How many times has a guest requested a color that just doesn’t make sense? Happens all the time because they really don’t understand all there is to know about coloring hair.
They don’t understand that hair color can have warm, neutral or cool tones, and when considering their color, they give broad statements that sometimes don’t make sense or would not look good. The staff at Aurelio Salon follows these tips when educating guests on tonal differences.
How-to: Educate Your Guest on Tonal Differences
1. Explain warm, neutral and cool tones – you learned this in beauty school, share your knowledge to enlighten them. Explain what colors create contrast and what colors are complimentary. Most guests are pretty understanding after you elaborate and are prepared to put their hair in your hands.
2. Use a visual. Put those color swatches to use to teach guests about tone. Match natural hair color to a swatch and put it next to the desired color for the ends. The guest immediately identifies how these colors do NOT go together… then you can simply change the base tone for the ends to make sense.
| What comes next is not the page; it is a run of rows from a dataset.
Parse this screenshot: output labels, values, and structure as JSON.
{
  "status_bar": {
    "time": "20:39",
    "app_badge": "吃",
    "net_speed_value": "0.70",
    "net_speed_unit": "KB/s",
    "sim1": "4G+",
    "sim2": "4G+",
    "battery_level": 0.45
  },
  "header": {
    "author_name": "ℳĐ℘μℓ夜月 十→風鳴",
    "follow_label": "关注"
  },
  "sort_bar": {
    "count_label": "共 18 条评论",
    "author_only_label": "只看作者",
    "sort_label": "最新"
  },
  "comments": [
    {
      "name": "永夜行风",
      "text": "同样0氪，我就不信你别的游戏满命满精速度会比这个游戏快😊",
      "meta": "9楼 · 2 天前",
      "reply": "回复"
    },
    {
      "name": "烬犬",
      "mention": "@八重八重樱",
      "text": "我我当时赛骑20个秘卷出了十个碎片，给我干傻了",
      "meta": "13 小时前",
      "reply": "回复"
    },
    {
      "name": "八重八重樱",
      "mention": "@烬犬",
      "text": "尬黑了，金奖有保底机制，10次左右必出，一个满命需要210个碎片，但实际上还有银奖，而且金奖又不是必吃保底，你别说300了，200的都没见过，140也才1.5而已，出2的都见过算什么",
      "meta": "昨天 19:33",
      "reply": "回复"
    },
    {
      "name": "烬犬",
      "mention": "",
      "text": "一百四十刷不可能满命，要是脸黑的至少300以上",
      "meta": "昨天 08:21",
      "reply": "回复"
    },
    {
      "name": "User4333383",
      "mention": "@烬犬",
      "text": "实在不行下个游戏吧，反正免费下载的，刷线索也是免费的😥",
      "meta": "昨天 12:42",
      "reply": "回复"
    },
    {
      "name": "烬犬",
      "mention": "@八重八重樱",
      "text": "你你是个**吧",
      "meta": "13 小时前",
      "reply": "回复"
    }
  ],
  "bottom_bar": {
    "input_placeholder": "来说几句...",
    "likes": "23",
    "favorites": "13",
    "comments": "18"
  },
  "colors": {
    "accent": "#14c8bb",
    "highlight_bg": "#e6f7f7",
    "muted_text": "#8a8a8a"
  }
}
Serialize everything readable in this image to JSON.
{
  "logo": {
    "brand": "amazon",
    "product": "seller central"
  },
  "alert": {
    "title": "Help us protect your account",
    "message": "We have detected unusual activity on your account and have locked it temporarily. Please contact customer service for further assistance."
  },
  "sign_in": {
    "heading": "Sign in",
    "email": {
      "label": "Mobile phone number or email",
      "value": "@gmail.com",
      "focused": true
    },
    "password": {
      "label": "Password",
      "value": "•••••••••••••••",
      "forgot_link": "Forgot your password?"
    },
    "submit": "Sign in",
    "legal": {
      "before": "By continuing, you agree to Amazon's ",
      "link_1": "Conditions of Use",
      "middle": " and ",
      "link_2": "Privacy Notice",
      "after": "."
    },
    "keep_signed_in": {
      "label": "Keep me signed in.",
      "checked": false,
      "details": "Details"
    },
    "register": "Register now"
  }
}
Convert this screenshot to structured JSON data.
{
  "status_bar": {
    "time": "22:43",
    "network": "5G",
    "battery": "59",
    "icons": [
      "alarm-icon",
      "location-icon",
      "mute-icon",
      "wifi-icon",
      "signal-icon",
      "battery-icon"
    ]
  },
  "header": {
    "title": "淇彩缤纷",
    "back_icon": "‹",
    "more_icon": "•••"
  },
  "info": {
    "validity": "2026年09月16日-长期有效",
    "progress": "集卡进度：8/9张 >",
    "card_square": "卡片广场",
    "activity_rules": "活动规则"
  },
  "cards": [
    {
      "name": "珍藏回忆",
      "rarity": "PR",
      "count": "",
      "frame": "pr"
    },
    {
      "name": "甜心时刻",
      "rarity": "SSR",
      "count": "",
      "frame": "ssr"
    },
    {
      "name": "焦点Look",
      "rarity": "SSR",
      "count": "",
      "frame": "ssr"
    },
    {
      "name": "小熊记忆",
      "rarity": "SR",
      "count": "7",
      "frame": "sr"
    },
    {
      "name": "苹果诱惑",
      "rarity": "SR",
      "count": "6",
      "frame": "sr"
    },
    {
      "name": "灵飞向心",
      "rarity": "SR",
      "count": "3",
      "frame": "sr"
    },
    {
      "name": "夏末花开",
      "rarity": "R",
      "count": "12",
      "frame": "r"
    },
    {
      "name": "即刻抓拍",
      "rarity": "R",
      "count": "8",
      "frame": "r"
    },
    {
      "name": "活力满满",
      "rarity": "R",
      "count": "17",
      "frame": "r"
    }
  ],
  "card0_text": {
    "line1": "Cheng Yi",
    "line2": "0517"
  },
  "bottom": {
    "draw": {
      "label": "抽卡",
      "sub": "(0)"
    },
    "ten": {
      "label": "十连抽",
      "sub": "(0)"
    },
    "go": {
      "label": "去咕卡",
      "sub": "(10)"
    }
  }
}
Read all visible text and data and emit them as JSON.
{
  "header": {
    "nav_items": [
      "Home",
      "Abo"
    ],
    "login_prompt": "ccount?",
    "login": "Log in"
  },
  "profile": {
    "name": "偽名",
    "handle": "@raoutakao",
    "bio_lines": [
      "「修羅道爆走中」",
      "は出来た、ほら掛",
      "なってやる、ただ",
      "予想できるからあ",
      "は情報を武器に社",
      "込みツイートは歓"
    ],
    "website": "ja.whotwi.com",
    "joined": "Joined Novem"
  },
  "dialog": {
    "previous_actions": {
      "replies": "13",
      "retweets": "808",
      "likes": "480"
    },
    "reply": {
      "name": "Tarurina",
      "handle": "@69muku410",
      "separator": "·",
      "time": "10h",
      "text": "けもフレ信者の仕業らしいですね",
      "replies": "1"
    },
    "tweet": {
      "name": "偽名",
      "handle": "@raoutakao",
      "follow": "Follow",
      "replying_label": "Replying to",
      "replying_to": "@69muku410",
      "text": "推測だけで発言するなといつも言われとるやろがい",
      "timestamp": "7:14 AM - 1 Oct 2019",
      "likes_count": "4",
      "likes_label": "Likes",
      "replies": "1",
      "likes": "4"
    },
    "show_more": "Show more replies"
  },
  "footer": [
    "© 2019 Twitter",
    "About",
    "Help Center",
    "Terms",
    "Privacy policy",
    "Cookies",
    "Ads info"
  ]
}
3. Use a color wheel. Present guests the grand color wheel itself. This is the simplest, yet most informative way to explain tones. Goldwell has a great color wheel that shows guests their current color level, where their desired level is, and needs to be done to get there.
The above guest came in to see Alicia Kiwacz, stylist at Aurelio Salon, and picked a swatch from Goldwell’s demi-permanent line, Colorance. The color she picked was 8OR and she wanted it on her ends only. Because of her training, Kiwacz chose to change the tone of her base and mid-shaft to a warmer color to compliment her ends. She was a natural level 7 and her ends were an 8 from the summer. For her roots and mid-shaft, she used Goldwell Topchic 10 volume developer with 7K and a small amount of 7N to mute it a little. For her ends she used 8KG with 20 volume developer to get a little more vibrancy. Once the guest was washed, her ends were glazed with Goldwell Colorance 7KG and 8N roots to mid-shaft and her ends with the desired 8OR.
“Her results were consistent and very rich in color pigment, and the glaze added additional reflective shine,” adds Kiwacz.